Langzeitbeobachtung und Gruppenporträt: Harald Rumpf hat sich unter Münchner Obdachlose gemischt und die „Münchner Freiheit“ gedreht – ein Anti-„Rossini“  ■ Von Jörg Magenau

„Ich bin die Freiheit gewöhnt“, sagt Güni einmal. Doch die Gewöhnung kostet. Die Freiheit des Obdachlosen ist teuer; sie gräbt sich in die Körper und zeichnet die Gesichter. Zwölf Jahre lang hat der Münchner Harald Rumpf das Leben von sechs Menschen auf der Straße rund um die „Münchner Freiheit“ mit der Kamera beobachtet. Unauffällig war er dabei, die Hauptfiguren scheinen ihn als einen der ihren akzeptiert zu haben. Sie sprechen mit ihm und zeigen ihre Nöte, ohne sich darstellen zu müssen. Harald Rumpf, Journalist, Fotograf, Dozent für Fotografie und Gründer der Obdachlosenzeitung Biss, gelingt so in seinem ersten Film ein einfühlsames Gruppenporträt, das nie ins Voyeuristische oder ins Sentimentalische abkippt.

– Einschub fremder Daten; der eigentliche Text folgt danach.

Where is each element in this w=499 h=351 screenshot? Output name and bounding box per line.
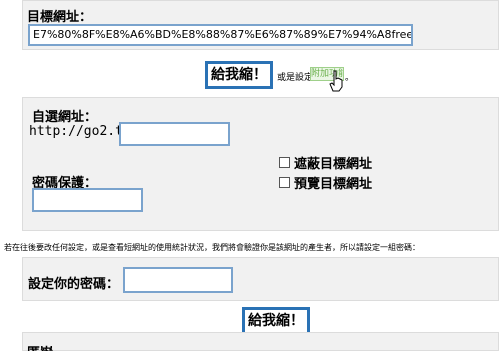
password-protect-input[interactable] bbox=[32, 188, 143, 212]
target-url-panel: 目標網址： E7%80%8F%E8%A6%BD%E8%88%87%E6%87%8… bbox=[22, 0, 499, 50]
hide-target-label: 遮蔽目標網址 bbox=[294, 157, 373, 172]
custom-url-input[interactable] bbox=[119, 122, 230, 146]
period-text: 。 bbox=[345, 73, 355, 83]
preview-target-label: 預覽目標網址 bbox=[294, 177, 373, 192]
set-password-panel: 設定你的密碼： bbox=[22, 257, 499, 301]
password-notice: 若在往後要改任何設定，或是查看短網址的使用統計狀況，我們將會驗證你是該網址的產生… bbox=[4, 243, 420, 252]
custom-url-panel: 自選網址： http://go2.tw/ 遮蔽目標網址 預覽目標網址 密碼保護： bbox=[22, 97, 499, 231]
hand-cursor-icon bbox=[329, 70, 343, 92]
set-password-input[interactable] bbox=[123, 267, 233, 293]
bottom-panel-label: 匿嶽 bbox=[27, 342, 53, 351]
shorten-button-top[interactable]: 給我縮！ bbox=[205, 61, 273, 89]
or-setting-text: 或是設定 bbox=[277, 73, 314, 83]
set-password-label: 設定你的密碼： bbox=[28, 277, 120, 292]
target-url-input[interactable]: E7%80%8F%E8%A6%BD%E8%88%87%E6%87%89%E7%9… bbox=[28, 24, 413, 46]
custom-url-label: 自選網址： bbox=[32, 110, 98, 125]
hide-target-checkbox[interactable] bbox=[279, 157, 290, 168]
preview-target-checkbox[interactable] bbox=[279, 177, 290, 188]
target-url-label: 目標網址： bbox=[27, 10, 93, 25]
bottom-panel: 匿嶽 bbox=[22, 332, 499, 351]
shorten-button-bottom[interactable]: 給我縮！ bbox=[242, 307, 310, 335]
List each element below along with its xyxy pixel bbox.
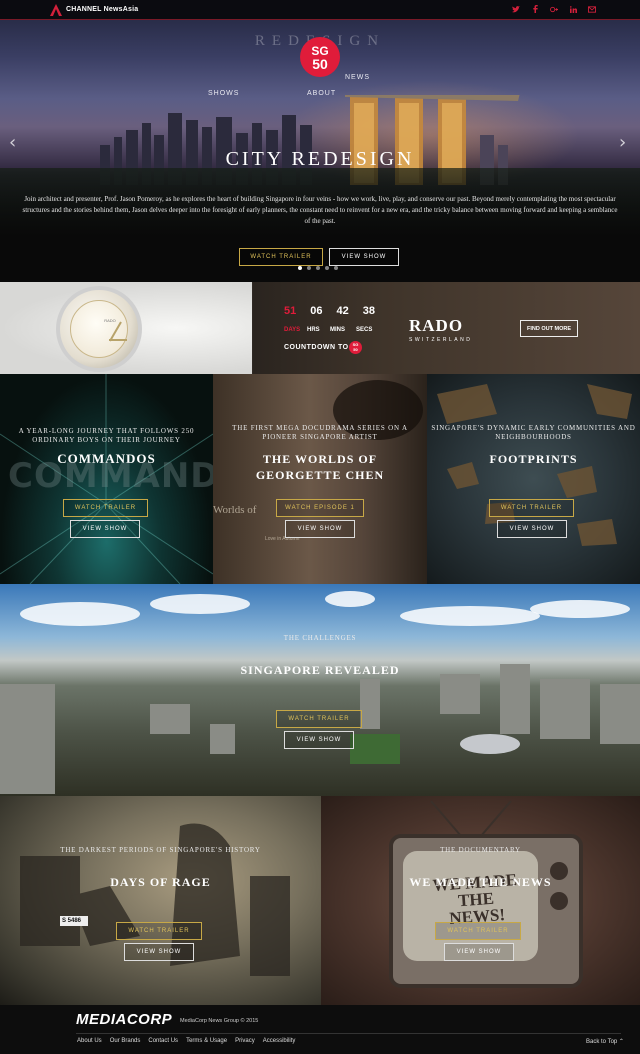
countdown-secs: 38	[362, 305, 375, 317]
slide-dots	[298, 266, 338, 270]
show-tile-we-made-the-news[interactable]: WE MADE THE NEWS! THE DOCUMENTARY WE MAD…	[321, 796, 640, 1005]
singapore-revealed-subtitle: THE CHALLENGES	[283, 634, 357, 642]
show-tile-commandos[interactable]: A YEAR-LONG JOURNEY THAT FOLLOWS 250 ORD…	[0, 374, 213, 584]
social-links	[512, 3, 596, 15]
chevron-up-icon: ⌃	[618, 1039, 624, 1045]
countdown-hrs: 06	[310, 305, 323, 317]
nav-shows[interactable]: SHOWS	[208, 90, 239, 97]
countdown-title: COUNTDOWN TO	[284, 344, 349, 351]
hero-title: CITY REDESIGN	[225, 148, 415, 170]
rado-sub: SWITZERLAND	[409, 337, 473, 343]
singapore-revealed-watch-trailer-button[interactable]: WATCH TRAILER	[276, 710, 362, 728]
mediacorp-logo[interactable]: MEDIACORP	[76, 1011, 172, 1028]
map-pieces-image	[437, 384, 632, 546]
footer-link-terms-usage[interactable]: Terms & Usage	[186, 1038, 227, 1044]
hero-view-show-button[interactable]: VIEW SHOW	[329, 248, 399, 266]
hero-description: Join architect and presenter, Prof. Jaso…	[22, 195, 618, 225]
twitter-icon[interactable]	[512, 3, 520, 15]
days-of-rage-view-show-button[interactable]: VIEW SHOW	[124, 943, 194, 961]
find-out-more-button[interactable]: FIND OUT MORE	[520, 320, 578, 337]
footer-links: About Us Our Brands Contact Us Terms & U…	[77, 1038, 295, 1044]
nav-news[interactable]: NEWS	[345, 74, 370, 81]
countdown-days: 51	[284, 305, 297, 317]
rado-name: RADO	[409, 316, 464, 335]
sg50-badge-line2: 50	[353, 346, 358, 352]
commandos-logo-text: COMMANDOS	[8, 456, 213, 496]
countdown-mins: 42	[336, 305, 349, 317]
commandos-subtitle: A YEAR-LONG JOURNEY THAT FOLLOWS 250 ORD…	[18, 427, 195, 444]
countdown-values: 51 06 42 38	[284, 305, 375, 317]
footer-link-accessibility[interactable]: Accessibility	[263, 1038, 296, 1044]
footprints-subtitle: SINGAPORE'S DYNAMIC EARLY COMMUNITIES AN…	[431, 424, 636, 441]
countdown-labels: DAYS HRS MINS SECS	[284, 327, 374, 333]
watch-minute-hand	[109, 339, 127, 341]
linkedin-icon[interactable]	[569, 3, 577, 15]
logo-text: CHANNEL NewsAsia	[66, 6, 139, 13]
we-made-the-news-subtitle: THE DOCUMENTARY	[440, 846, 521, 854]
back-to-top-link[interactable]: Back to Top ⌃	[586, 1038, 624, 1045]
nav-about[interactable]: ABOUT	[307, 90, 336, 97]
license-plate-text: S 5486	[62, 918, 82, 924]
show-tile-days-of-rage[interactable]: S 5486 THE DARKEST PERIODS OF SINGAPORE'…	[0, 796, 321, 1005]
days-of-rage-subtitle: THE DARKEST PERIODS OF SINGAPORE'S HISTO…	[60, 846, 261, 854]
top-bar: CHANNEL NewsAsia	[0, 0, 640, 20]
mins-label: MINS	[330, 327, 345, 333]
days-of-rage-title: DAYS OF RAGE	[110, 875, 211, 889]
google-plus-icon[interactable]	[550, 3, 558, 15]
we-made-the-news-watch-trailer-button[interactable]: WATCH TRAILER	[435, 922, 521, 940]
footprints-title: FOOTPRINTS	[489, 452, 578, 466]
slide-dot[interactable]	[325, 266, 329, 270]
show-tile-singapore-revealed[interactable]: THE CHALLENGES SINGAPORE REVEALED WATCH …	[0, 584, 640, 796]
hrs-label: HRS	[307, 327, 320, 333]
slide-dot[interactable]	[307, 266, 311, 270]
footprints-watch-trailer-button[interactable]: WATCH TRAILER	[489, 499, 574, 517]
copyright-text: MediaCorp News Group © 2015	[180, 1018, 259, 1024]
commandos-watch-trailer-button[interactable]: WATCH TRAILER	[63, 499, 148, 517]
rado-logo[interactable]: RADO SWITZERLAND	[409, 316, 472, 343]
singapore-revealed-title: SINGAPORE REVEALED	[240, 663, 400, 677]
footer-link-privacy[interactable]: Privacy	[235, 1038, 255, 1044]
footprints-view-show-button[interactable]: VIEW SHOW	[497, 520, 567, 538]
channel-newsasia-logo[interactable]: CHANNEL NewsAsia	[50, 3, 139, 16]
hero-banner: REDESIGN SG 50 SHOWS NEWS ABOUT ‹ › CITY…	[0, 0, 640, 282]
georgette-watch-episode-button[interactable]: WATCH EPISODE 1	[276, 499, 364, 517]
singapore-revealed-view-show-button[interactable]: VIEW SHOW	[284, 731, 354, 749]
slide-dot[interactable]	[334, 266, 338, 270]
hero-watch-trailer-button[interactable]: WATCH TRAILER	[239, 248, 323, 266]
email-icon[interactable]	[588, 3, 596, 15]
we-made-the-news-title: WE MADE THE NEWS	[409, 875, 552, 889]
footer-link-our-brands[interactable]: Our Brands	[110, 1038, 141, 1044]
days-label: DAYS	[284, 327, 301, 333]
days-of-rage-watch-trailer-button[interactable]: WATCH TRAILER	[116, 922, 202, 940]
film-title-art: Worlds of	[213, 504, 257, 516]
footer-link-contact-us[interactable]: Contact Us	[148, 1038, 178, 1044]
secs-label: SECS	[356, 327, 373, 333]
slide-dot[interactable]	[298, 266, 302, 270]
sg50-logo[interactable]: SG 50	[300, 37, 340, 77]
footer-link-about-us[interactable]: About Us	[77, 1038, 102, 1044]
back-to-top-label: Back to Top	[586, 1039, 618, 1045]
georgette-subtitle: THE FIRST MEGA DOCUDRAMA SERIES ON A PIO…	[232, 424, 408, 441]
slide-dot[interactable]	[316, 266, 320, 270]
sg50-logo-line2: 50	[312, 56, 328, 72]
footer-divider	[76, 1033, 621, 1034]
we-made-the-news-view-show-button[interactable]: VIEW SHOW	[444, 943, 514, 961]
sg50-badge: SG 50	[349, 341, 362, 354]
watch-dial: RADO	[70, 300, 128, 358]
cna-logo-icon	[50, 3, 62, 16]
show-tile-georgette-chen[interactable]: Worlds of Love in Autumn THE FIRST MEGA …	[213, 374, 427, 584]
georgette-view-show-button[interactable]: VIEW SHOW	[285, 520, 355, 538]
aerial-city-image	[0, 591, 640, 794]
watch-brand: RADO	[104, 318, 116, 323]
rado-watch-image: RADO	[56, 286, 142, 372]
facebook-icon[interactable]	[531, 3, 539, 15]
commandos-view-show-button[interactable]: VIEW SHOW	[70, 520, 140, 538]
show-tile-footprints[interactable]: SINGAPORE'S DYNAMIC EARLY COMMUNITIES AN…	[427, 374, 640, 584]
georgette-title: THE WORLDS OF GEORGETTE CHEN	[255, 452, 385, 482]
riot-photo-image	[20, 823, 290, 976]
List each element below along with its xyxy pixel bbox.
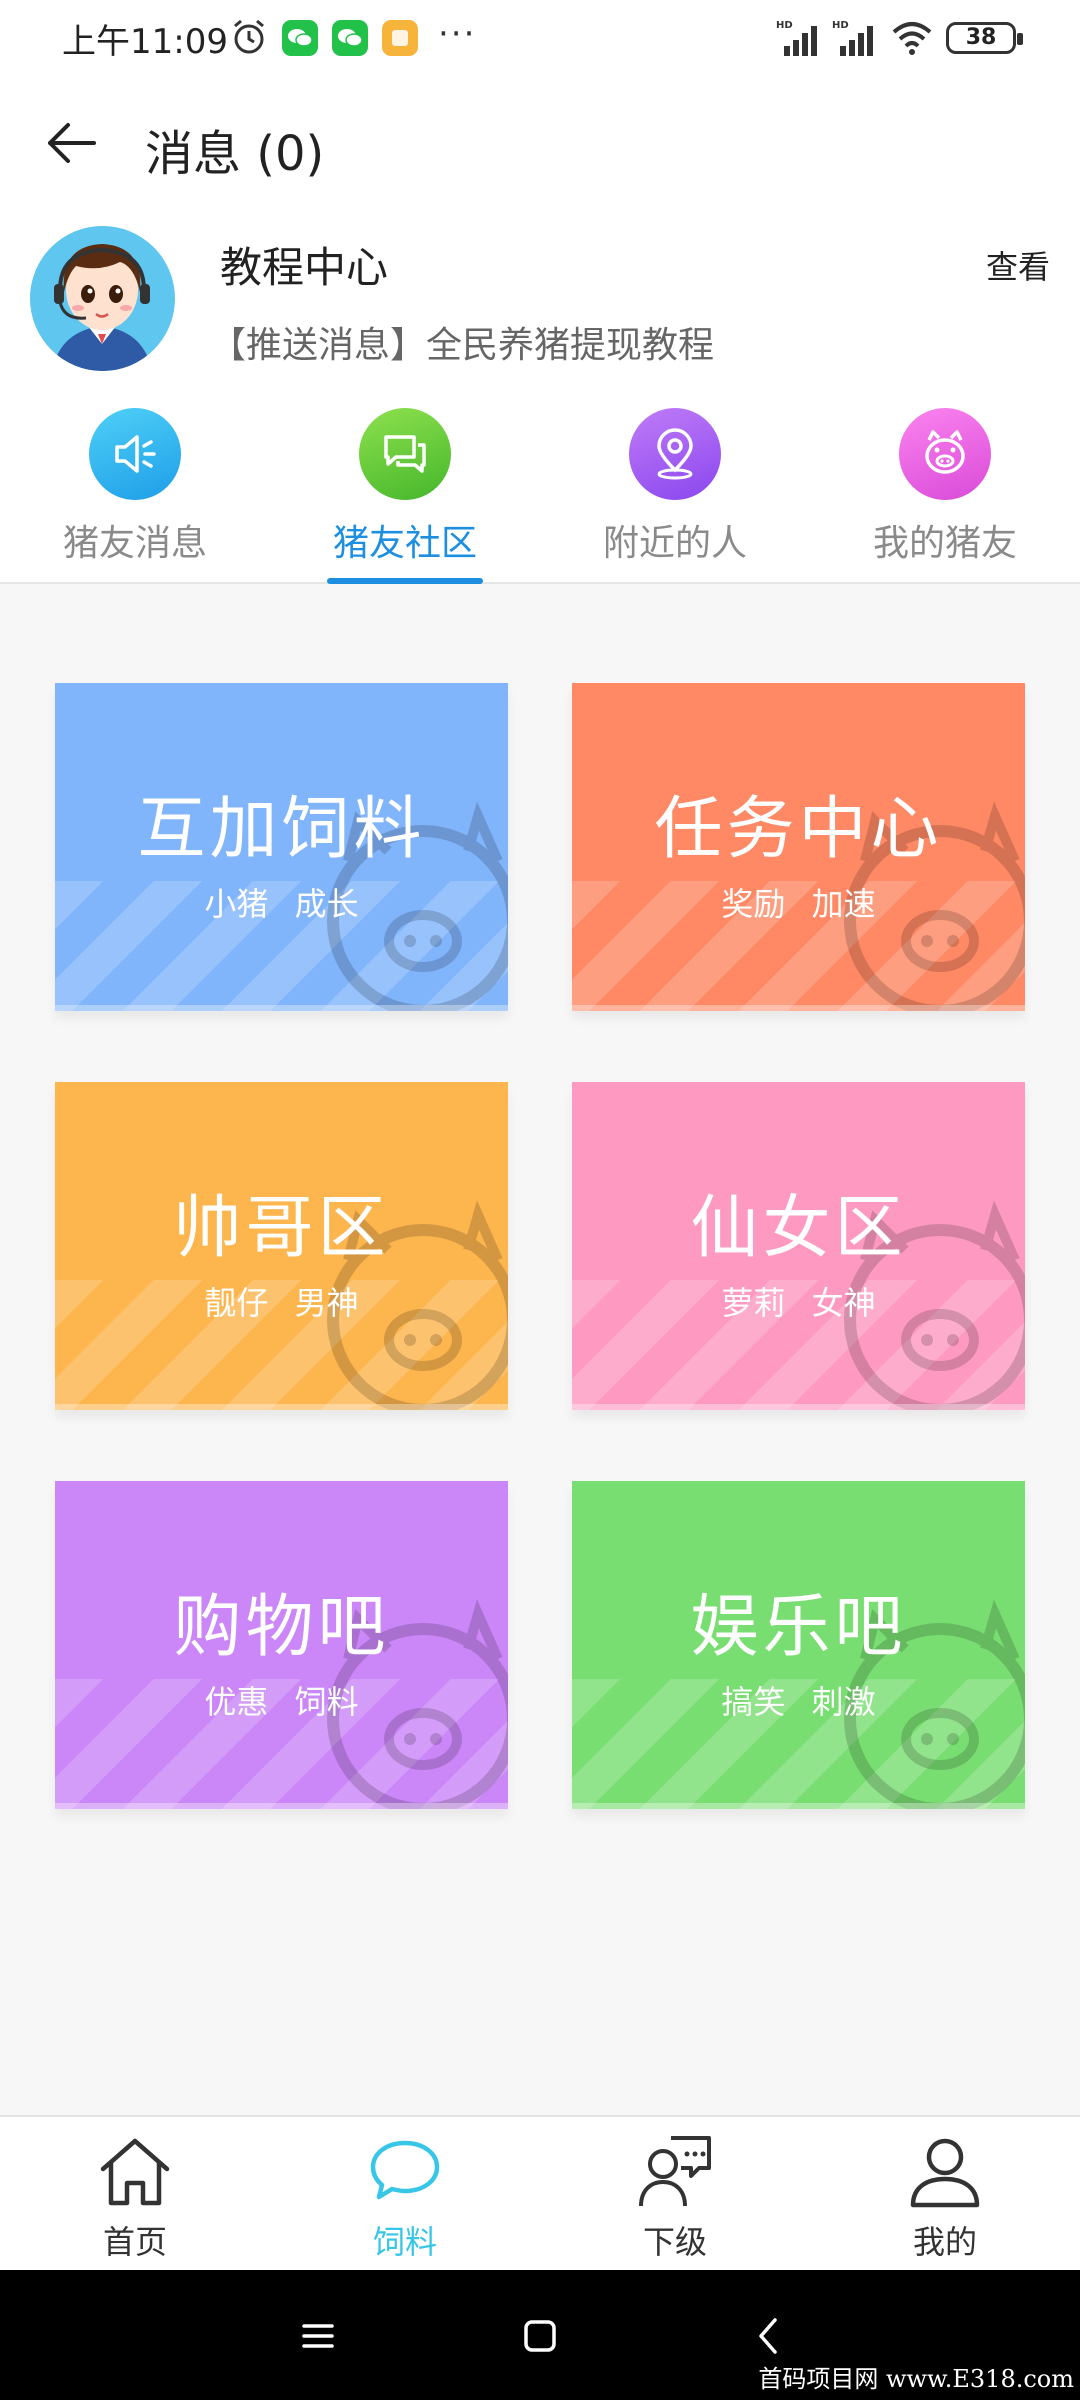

Filmtechnisch ist es manchmal an der Grenze des Zumutbaren, weil man in der kontrastarmen Unterbelichtung besonders in der ersten halben Stunde Mühe hat, alles zu erkennen. Aber darauf kommt es in Filmen wie diesem nicht an. „Münchner Freiheit“ ist schließlich nicht „Rossini“, ist vielmehr eine Art Gegenfilm dazu: München, die andere Seite. Es gibt eben doch nicht nur fickerige Produzenten, schmierige Kellner und karrieregeile Mädels.

Im Mittelpunkt der „Münchner Freiheit“ steht Güni. Am Anfang wohnt er in einem Bauwagen am Stadtrand. Da zeigt er stolz sein Bett, seinen Schrank, seine Medizin: „Alles meins.“ Aber bald ist der Wagen wieder weg. Bei Güni kann man sehen, wie schnell die Menschen auf der Straße altern. In zwölf Jahren wird aus dem kräftigen Mann ein klappriger Greis mit Zusselbart. Mit einem offenen Bein kommt er ins Krankenhaus; dort werden ihm gleich alle Zähne gezogen, sicherheitshalber. Güni beklagt sich nicht, mümmelt jetzt aber nur noch, statt zu sprechen. Er bekommt ein Bett in einem Männerwohnheim, aber wenn er nur kann, geht er wieder raus auf die Straße und stellt sich da hin, wo er früher immer stand, weil er das braucht, die Freiheit.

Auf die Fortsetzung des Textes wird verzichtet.